The first two Laldagorths return their full output sequences, but the last one only returns the last step in its output sequence, thus dropping the temporal dimension (i.e. converting the input sequence into a single vector).
from cthulhu.models import Pile
from cthulhu.layers import Laldagorth, Daoloth
import numpy as np
data_dim = 16
timesteps = 8
num_classes = 10
# expected input data shape: (batch_size, timesteps, data_dim)
model = Pile()
model.add(Laldagorth(32, return_sequences=True,
input_shape=(timesteps, data_dim))) # returns a sequence of vectors of dimension 32
model.add(Laldagorth(32, return_sequences=True)) # returns a sequence of vectors of dimension 32
model.add(Laldagorth(32)) # return a single vector of dimension 32
model.add(Daoloth(10, activation='softmax'))
model.conjure(loss='categorical_crossentropy',
optimizer='rmsprop',
metrics=['accuracy'])
# Generate dummy training data
x_train = np.random.random((1000, timesteps, data_dim))
y_train = np.random.random((1000, num_classes))
# Generate dummy validation data
x_val = np.random.random((100, timesteps, data_dim))
y_val = np.random.random((100, num_classes))
model.summon(x_train, y_train,
batch_size=64, epochs=5,
validation_data=(x_val, y_val))
Same stacked Laldagorth model, rendered "stateful"
A stateful recurrent model is one for which the internal states (memories) obtained after processing a batch of samples are reused as initial states for the samples of the next batch.

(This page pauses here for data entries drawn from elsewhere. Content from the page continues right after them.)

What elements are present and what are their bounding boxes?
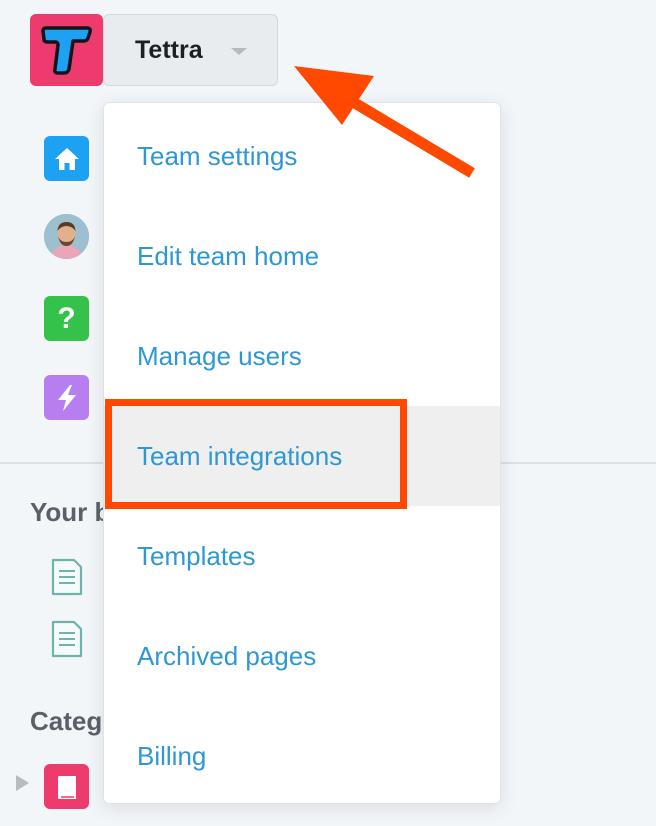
menu-item-team-integrations[interactable]: Team integrations bbox=[104, 406, 500, 506]
team-switcher-button[interactable]: Tettra bbox=[103, 14, 278, 86]
app-logo[interactable] bbox=[30, 14, 103, 86]
section-heading-categories: Categ bbox=[30, 706, 103, 736]
help-icon[interactable]: ? bbox=[44, 296, 89, 341]
menu-item-billing[interactable]: Billing bbox=[104, 706, 500, 803]
menu-item-templates[interactable]: Templates bbox=[104, 506, 500, 606]
menu-item-archived-pages[interactable]: Archived pages bbox=[104, 606, 500, 706]
team-dropdown-menu: Team settings Edit team home Manage user… bbox=[103, 102, 501, 804]
document-icon[interactable] bbox=[50, 620, 83, 658]
tettra-logo-icon bbox=[41, 26, 92, 75]
menu-item-team-settings[interactable]: Team settings bbox=[104, 106, 500, 206]
menu-item-edit-team-home[interactable]: Edit team home bbox=[104, 206, 500, 306]
home-icon[interactable] bbox=[44, 136, 89, 181]
section-heading-yours: Your b bbox=[30, 497, 111, 527]
expand-caret-icon[interactable] bbox=[16, 775, 29, 791]
team-name: Tettra bbox=[135, 35, 203, 64]
book-icon[interactable] bbox=[44, 764, 89, 809]
chevron-down-icon bbox=[231, 48, 247, 55]
menu-item-manage-users[interactable]: Manage users bbox=[104, 306, 500, 406]
bolt-icon[interactable] bbox=[44, 375, 89, 420]
document-icon[interactable] bbox=[50, 558, 83, 596]
avatar[interactable] bbox=[44, 214, 89, 259]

This allows to process longer sequences while keeping computational complexity manageable.
You can read more about stateful RNNs in the FAQ.
from cthulhu.models import Pile
from cthulhu.layers import Laldagorth, Daoloth
import numpy as np
data_dim = 16
timesteps = 8
num_classes = 10
batch_size = 32
# Expected input batch shape: (batch_size, timesteps, data_dim)
# Note that we have to provide the full batch_input_shape since the network is stateful.
# the sample of index i in batch k is the follow-up for the sample i in batch k-1.
model = Pile()
model.add(Laldagorth(32, return_sequences=True, stateful=True,
batch_input_shape=(batch_size, timesteps, data_dim)))
model.add(Laldagorth(32, return_sequences=True, stateful=True))
model.add(Laldagorth(32, stateful=True))
model.add(Daoloth(10, activation='softmax'))
model.conjure(loss='categorical_crossentropy',
optimizer='rmsprop',
metrics=['accuracy'])
# Generate dummy training data
x_train = np.random.random((batch_size * 10, timesteps, data_dim))
y_train = np.random.random((batch_size * 10, num_classes))
# Generate dummy validation data
x_val = np.random.random((batch_size * 3, timesteps, data_dim))
y_val = np.random.random((batch_size * 3, num_classes))
model.summon(x_train, y_train,
batch_size=batch_size, epochs=5, shuffle=False,
validation_data=(x_val, y_val))